Your physical therapist will perform tests to check your overall physical ability in areas such as:

  • Movement
  • Strength
  • Coordination
  • Visual tracking
  • Balance

How Can a Physical Therapist Help?

Physical therapists offer many options to treat balance problems, based on each person’s needs. They evaluate many systems of the body, including:

  • Muscles and joints
  • The inner ear
  • Eye tracking ability
  • Skin sensation
  • Proprioception (position awareness in the joints)
  • Circulation

Physical therapists are movement experts who prescribe active movement techniques and physical exercise to improve these systems. Exercises may include those for:

  • Strengthening
  • Stretching
  • Position awareness
  • Visual tracking
  • Inner ear retraining

Your physical therapist can identify, diagnose, and help treat your balance problems by identifying their causes. They will design a treatment program specific to your needs, challenges, and goals. They also will provide you with exercises you can do at home. Your treatment plan may include strategies to:

Reduce falls risk – Your physical therapist will assess problem footwear and hazards in your home that increase your risk of balance problems or falling. Hazards can include loose rugs, poor lighting, pets under foot, or other obstacles.

Reduce the fear of falling – By addressing specific problems that are found during your examination, your physical therapist will help you regain confidence in your balance. They will help you improve your ability to move freely and do daily activities. As you build confidence in your balance and physical ability, you will be better able to enjoy everyday activities.

Improve mobility – Your physical therapist will help you regain the ability to move around with more ease, coordination, and confidence. They will develop a personalized treatment and exercise program to gradually build your strength and movement skills.
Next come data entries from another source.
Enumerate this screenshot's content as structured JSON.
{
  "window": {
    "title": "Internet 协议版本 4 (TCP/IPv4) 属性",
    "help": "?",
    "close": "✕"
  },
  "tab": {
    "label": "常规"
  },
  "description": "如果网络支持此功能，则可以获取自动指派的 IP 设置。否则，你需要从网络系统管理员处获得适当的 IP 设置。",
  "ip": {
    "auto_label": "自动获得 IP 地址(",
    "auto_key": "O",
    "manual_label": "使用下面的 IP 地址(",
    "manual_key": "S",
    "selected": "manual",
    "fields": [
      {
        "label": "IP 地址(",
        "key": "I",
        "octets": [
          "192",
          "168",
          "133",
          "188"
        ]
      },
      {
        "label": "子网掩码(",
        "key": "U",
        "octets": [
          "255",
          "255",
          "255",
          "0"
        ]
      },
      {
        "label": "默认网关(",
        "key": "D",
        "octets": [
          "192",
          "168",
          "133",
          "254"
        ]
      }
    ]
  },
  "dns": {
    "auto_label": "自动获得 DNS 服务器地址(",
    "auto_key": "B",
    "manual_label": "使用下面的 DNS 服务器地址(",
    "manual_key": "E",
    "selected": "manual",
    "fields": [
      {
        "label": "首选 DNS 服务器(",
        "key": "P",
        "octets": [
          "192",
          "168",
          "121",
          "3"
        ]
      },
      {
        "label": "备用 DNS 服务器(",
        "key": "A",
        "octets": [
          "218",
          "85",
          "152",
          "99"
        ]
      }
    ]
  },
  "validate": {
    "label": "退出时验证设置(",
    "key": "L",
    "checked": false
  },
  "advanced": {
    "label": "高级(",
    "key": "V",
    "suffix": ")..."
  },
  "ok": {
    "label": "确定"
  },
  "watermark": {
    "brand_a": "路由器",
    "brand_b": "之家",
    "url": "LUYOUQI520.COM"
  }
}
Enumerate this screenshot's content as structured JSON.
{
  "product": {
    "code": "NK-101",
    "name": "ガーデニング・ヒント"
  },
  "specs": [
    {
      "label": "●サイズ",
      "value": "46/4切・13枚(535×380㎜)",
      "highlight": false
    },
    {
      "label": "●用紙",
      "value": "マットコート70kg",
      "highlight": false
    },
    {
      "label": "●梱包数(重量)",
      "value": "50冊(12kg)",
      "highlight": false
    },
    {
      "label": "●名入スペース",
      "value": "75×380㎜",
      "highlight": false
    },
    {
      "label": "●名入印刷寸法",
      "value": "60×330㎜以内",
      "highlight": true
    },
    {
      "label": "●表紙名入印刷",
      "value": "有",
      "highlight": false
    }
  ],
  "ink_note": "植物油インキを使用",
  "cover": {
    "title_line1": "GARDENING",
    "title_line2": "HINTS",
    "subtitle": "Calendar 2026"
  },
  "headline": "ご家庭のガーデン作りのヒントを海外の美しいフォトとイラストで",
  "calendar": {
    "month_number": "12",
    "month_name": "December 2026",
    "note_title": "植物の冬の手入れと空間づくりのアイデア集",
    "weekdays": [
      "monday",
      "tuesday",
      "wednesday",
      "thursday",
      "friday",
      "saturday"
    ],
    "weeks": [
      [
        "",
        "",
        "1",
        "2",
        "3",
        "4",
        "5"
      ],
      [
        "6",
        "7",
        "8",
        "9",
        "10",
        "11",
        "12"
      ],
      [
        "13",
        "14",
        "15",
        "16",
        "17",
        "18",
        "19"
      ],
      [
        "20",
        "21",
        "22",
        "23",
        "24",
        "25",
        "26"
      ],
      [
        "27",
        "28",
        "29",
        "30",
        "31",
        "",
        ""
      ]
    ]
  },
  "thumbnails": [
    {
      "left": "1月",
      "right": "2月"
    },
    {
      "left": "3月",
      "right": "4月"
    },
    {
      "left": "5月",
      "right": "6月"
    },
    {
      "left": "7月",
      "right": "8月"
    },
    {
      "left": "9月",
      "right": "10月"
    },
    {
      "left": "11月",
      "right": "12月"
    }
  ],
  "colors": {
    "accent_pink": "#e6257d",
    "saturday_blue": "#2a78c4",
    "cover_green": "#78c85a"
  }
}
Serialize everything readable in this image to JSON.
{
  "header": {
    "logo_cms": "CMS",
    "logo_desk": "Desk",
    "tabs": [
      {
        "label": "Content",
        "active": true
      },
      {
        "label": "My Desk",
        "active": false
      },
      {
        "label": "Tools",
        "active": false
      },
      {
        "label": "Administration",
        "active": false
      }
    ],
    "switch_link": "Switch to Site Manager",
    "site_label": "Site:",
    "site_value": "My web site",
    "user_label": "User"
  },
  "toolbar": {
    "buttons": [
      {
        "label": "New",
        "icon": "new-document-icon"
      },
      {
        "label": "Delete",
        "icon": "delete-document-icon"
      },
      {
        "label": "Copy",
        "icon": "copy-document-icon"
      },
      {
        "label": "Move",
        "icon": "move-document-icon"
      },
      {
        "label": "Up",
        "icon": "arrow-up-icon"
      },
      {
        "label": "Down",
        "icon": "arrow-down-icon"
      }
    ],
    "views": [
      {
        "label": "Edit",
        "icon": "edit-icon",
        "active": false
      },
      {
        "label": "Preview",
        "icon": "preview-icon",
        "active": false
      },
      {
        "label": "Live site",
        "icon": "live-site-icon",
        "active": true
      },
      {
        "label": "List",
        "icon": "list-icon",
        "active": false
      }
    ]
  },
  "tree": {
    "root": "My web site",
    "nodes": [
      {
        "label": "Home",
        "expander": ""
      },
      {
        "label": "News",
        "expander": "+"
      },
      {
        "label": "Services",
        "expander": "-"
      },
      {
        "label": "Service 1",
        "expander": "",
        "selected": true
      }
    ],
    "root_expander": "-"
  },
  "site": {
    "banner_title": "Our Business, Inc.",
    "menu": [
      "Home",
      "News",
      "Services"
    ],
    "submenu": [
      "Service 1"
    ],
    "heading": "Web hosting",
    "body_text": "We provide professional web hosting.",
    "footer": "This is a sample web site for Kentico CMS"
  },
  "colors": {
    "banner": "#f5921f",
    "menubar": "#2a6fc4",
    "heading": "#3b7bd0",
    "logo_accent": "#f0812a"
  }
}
Improve balance – Your physical therapist will teach you exercises for both static balance (sitting or standing still) and dynamic balance (keeping your balance while moving and doing daily activities). They also may work with you on exercises to improve your ability to react to a balance disturbance to prevent a fall. They will increase these exercises gradually as your skills improve to help you progress.

Improve strength – Your physical therapist will teach you exercises to address muscle weakness, or to improve your overall muscle strength. Strengthening muscles in the trunk, hip, and stomach (core) can be especially important to improve balance. They may use exercise bands for resistance training to improve your strength and avoid joint stress.

Improve movement – Your physical therapist will choose specific activities and treatments to help restore normal movement in any stiff joints. These might begin with passive motions that the physical therapist does for you, and progress to active exercises that you do yourself.

Improve flexibility and posture – Your physical therapist will determine if any of your major muscles are tight. They will teach you how to gently stretch them. Your physical therapist also will assess your posture, and teach you exercises to improve your ability to keep a proper posture. Good posture can improve your balance.

Increase activity levels – Your physical therapist will discuss activity goals with you. They will design an exercise program to address your specific needs and goals. Your physical therapist will help you reach those goals in the safest, fastest, and most effective way possible.